Hopefully, most of the specific references to the Bill — for example, whether training could be an annual event rather than a one-off — will be examined at Committee Stage. I am absolutely up for that. I would love to see it happen. I tried to keep the information presented in the Bill as minimal as possible in order to get it through, because I wanted to try to gain as much support as possible from everybody, but if there is an appetite amongst Members to increase the amount of information or for pupils to have the training more than once at school, that will be welcomed. I did not want to put too much into the Bill in case it put people off. I wanted to get the legislation across the finishing line, so that is why I have kept it as basic as possible, but I am happy enough for it to be expanded on, if that is the wish of Members.
I accept what the Minister says about the curriculum and understand the predicament, but it also causes me to be a little bit suspicious. The reason that I am suspicious is this: if you say that you do not need to put it on the curriculum because it is happening anyway, if it is happening anyway, why do we not put it on the curriculum so that it is there? If it is in legislation, it cannot be taken away. If it is happening but is not in legislation, it can be changed.
I know that this Minister is completely dedicated to this happening. I have spoken to her and met her, and I know the work that she has brought forward thus far, which has taken us leaps and bounds beyond where we were previously. I was with your predecessor, and it was a brick wall. The person who comes after you could also be a brick wall, but if this is in law — if we decide that we want the Bill to be enacted — it will be much more difficult for somebody in the future to overturn that law, because that Minister would have to come back here to do so. I do not think that that would happen. Having observed the Minister's good work, I want to copper-fasten it so that the House is 100% behind her through our adding our legislative weight to it. I look forward to seeing the Bill progress.

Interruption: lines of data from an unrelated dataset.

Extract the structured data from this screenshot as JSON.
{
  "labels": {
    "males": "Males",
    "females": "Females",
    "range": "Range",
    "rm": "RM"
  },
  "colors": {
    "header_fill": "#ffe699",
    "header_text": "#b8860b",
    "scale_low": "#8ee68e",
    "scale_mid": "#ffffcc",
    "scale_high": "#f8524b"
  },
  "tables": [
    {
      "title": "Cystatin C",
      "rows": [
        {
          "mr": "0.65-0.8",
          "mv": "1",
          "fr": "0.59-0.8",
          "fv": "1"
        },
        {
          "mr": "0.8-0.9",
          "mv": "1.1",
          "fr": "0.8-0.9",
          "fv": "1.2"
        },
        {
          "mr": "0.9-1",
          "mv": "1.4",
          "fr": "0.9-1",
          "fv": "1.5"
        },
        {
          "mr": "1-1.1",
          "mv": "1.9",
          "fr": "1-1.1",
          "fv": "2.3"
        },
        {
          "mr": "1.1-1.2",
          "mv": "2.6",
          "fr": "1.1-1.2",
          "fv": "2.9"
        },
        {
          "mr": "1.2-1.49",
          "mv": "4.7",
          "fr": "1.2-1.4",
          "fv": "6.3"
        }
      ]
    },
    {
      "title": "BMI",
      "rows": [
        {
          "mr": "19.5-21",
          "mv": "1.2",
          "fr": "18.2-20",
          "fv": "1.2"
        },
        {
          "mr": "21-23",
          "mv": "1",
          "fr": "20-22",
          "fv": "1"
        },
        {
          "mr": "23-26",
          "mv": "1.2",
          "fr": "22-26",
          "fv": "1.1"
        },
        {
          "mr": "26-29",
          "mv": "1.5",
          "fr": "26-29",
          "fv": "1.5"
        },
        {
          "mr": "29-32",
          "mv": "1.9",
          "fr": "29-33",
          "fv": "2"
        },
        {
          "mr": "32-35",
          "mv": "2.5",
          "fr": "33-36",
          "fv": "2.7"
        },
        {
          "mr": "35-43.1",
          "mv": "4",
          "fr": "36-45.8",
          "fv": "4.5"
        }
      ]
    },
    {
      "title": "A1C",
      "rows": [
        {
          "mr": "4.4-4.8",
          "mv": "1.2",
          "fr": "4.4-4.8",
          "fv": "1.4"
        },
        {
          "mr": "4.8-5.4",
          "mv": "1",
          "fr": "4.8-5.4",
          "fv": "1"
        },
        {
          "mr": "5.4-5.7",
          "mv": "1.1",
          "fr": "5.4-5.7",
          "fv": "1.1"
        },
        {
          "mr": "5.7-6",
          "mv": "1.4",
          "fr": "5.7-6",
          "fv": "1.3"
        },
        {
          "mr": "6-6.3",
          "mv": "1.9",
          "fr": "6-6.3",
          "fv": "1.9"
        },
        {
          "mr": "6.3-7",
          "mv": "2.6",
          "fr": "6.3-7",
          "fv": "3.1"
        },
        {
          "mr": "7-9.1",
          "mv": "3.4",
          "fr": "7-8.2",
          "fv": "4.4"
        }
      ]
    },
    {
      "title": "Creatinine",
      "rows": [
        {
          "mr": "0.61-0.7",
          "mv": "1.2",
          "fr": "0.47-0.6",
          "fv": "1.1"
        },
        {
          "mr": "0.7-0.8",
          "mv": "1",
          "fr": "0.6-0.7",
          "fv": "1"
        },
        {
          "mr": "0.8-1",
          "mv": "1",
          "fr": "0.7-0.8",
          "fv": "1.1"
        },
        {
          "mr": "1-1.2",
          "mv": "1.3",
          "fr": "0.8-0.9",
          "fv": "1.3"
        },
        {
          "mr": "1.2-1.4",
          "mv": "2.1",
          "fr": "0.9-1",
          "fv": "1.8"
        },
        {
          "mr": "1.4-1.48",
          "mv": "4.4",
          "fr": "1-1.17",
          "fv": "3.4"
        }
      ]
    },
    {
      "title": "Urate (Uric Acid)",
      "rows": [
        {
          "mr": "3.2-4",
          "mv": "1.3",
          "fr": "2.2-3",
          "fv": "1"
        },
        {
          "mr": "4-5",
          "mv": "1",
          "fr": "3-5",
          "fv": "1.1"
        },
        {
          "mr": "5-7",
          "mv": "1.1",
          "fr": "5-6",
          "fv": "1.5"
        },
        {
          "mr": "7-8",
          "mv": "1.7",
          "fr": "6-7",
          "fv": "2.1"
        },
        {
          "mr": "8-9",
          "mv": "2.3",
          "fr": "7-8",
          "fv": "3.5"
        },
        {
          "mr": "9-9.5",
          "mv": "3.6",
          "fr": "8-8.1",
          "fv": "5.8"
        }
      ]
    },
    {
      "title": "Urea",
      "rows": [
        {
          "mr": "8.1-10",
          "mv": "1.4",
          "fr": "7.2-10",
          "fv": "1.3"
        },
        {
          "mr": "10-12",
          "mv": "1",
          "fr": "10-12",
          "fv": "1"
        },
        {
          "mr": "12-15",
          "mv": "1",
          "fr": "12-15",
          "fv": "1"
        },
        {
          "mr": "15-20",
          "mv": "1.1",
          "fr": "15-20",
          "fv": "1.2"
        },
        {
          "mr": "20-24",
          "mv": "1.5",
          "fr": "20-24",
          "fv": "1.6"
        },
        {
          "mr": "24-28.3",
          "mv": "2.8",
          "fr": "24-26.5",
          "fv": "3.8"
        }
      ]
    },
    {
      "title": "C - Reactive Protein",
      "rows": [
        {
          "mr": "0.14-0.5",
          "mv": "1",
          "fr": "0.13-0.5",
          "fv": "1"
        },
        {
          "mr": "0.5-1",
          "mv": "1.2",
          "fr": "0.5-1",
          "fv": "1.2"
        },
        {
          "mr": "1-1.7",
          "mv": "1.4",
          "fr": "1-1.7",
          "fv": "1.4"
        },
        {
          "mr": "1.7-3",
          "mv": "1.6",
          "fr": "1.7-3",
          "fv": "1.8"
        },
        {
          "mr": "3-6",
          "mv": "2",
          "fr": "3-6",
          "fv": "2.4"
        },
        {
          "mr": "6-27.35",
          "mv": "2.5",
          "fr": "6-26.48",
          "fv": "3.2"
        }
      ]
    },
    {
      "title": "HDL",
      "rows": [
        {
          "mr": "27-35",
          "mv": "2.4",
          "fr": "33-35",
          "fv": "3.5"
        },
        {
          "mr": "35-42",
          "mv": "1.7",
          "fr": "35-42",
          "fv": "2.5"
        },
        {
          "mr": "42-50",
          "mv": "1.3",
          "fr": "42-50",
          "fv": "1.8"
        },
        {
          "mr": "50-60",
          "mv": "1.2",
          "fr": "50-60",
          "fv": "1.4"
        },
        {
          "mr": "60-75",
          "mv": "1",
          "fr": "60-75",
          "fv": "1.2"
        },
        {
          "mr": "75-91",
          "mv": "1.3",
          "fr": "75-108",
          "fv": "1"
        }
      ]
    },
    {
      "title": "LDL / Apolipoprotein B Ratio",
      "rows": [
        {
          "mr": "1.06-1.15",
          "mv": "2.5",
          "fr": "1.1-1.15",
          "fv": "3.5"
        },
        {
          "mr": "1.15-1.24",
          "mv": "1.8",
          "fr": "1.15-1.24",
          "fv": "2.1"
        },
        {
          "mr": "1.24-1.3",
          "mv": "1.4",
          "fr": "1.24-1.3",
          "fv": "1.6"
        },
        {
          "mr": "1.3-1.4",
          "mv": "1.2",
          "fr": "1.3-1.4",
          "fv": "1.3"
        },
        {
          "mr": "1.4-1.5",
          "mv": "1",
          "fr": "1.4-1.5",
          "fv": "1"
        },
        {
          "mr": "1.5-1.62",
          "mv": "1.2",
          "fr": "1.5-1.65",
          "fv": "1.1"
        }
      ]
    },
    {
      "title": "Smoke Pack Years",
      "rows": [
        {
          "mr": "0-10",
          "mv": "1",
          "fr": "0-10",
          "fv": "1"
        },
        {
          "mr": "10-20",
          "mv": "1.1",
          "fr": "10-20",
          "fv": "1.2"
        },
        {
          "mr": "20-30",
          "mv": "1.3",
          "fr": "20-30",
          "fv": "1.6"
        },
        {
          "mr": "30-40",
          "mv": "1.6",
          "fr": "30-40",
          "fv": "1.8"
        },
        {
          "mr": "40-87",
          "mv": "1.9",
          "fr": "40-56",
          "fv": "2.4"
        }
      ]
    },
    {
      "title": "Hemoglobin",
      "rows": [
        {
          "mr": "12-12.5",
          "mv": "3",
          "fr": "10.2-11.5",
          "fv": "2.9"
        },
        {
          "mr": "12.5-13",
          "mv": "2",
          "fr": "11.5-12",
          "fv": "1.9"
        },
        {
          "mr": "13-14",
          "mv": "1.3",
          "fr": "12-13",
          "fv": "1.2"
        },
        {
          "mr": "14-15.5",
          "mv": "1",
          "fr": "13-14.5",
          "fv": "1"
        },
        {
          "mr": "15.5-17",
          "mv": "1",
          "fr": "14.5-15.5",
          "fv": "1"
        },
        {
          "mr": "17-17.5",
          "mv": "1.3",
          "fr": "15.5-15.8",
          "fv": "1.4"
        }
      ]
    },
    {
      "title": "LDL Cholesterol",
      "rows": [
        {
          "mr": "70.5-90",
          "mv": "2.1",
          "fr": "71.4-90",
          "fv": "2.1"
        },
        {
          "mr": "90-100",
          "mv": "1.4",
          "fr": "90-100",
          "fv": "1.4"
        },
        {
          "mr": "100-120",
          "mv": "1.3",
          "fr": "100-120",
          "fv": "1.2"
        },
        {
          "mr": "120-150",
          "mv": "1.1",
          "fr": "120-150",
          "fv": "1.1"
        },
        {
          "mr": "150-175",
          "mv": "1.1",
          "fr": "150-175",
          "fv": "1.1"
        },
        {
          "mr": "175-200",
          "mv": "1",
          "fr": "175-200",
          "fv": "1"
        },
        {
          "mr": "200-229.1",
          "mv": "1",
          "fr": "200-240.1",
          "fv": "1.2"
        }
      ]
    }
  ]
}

I will finish with this. I said at the beginning that there are 90 Members of the Assembly and that, according to the current statistics, only one in 10 would survive a cardiac arrest. That is nine of the 90 Members. I was hoping that somebody might have corrected me or taken the point a step further. I have been taught CPR, and I know that a number of other Members have been trained in it, so we should be able to get that figure from one in 10 up to one in four. Through our skills and training — my first aid training, Robbie's Fire Service training and the skills of many others — we would save an additional 13 MLAs' lives. We can fight afterwards about who would survive. That is a debate for another day. We have the skills in here, however, so we would be increasing the chances of survival from one in 10 to one in four. Why should we not enable our communities to have the same fighting chance that we have?
I thank everybody for their contributions today, and I look forward to the Bill's Committee Stage.
Question put and agreed to.
That the Second Stage of the Education (Curriculum) (CPR and AED) Bill [NIA 38/17-22] be agreed.
Mr Deputy Speaker (Mr McGlone): That concludes the Second Stage of the Education (Curriculum) (CPR and AED) Bill. The Bill stands referred to the Committee for Education.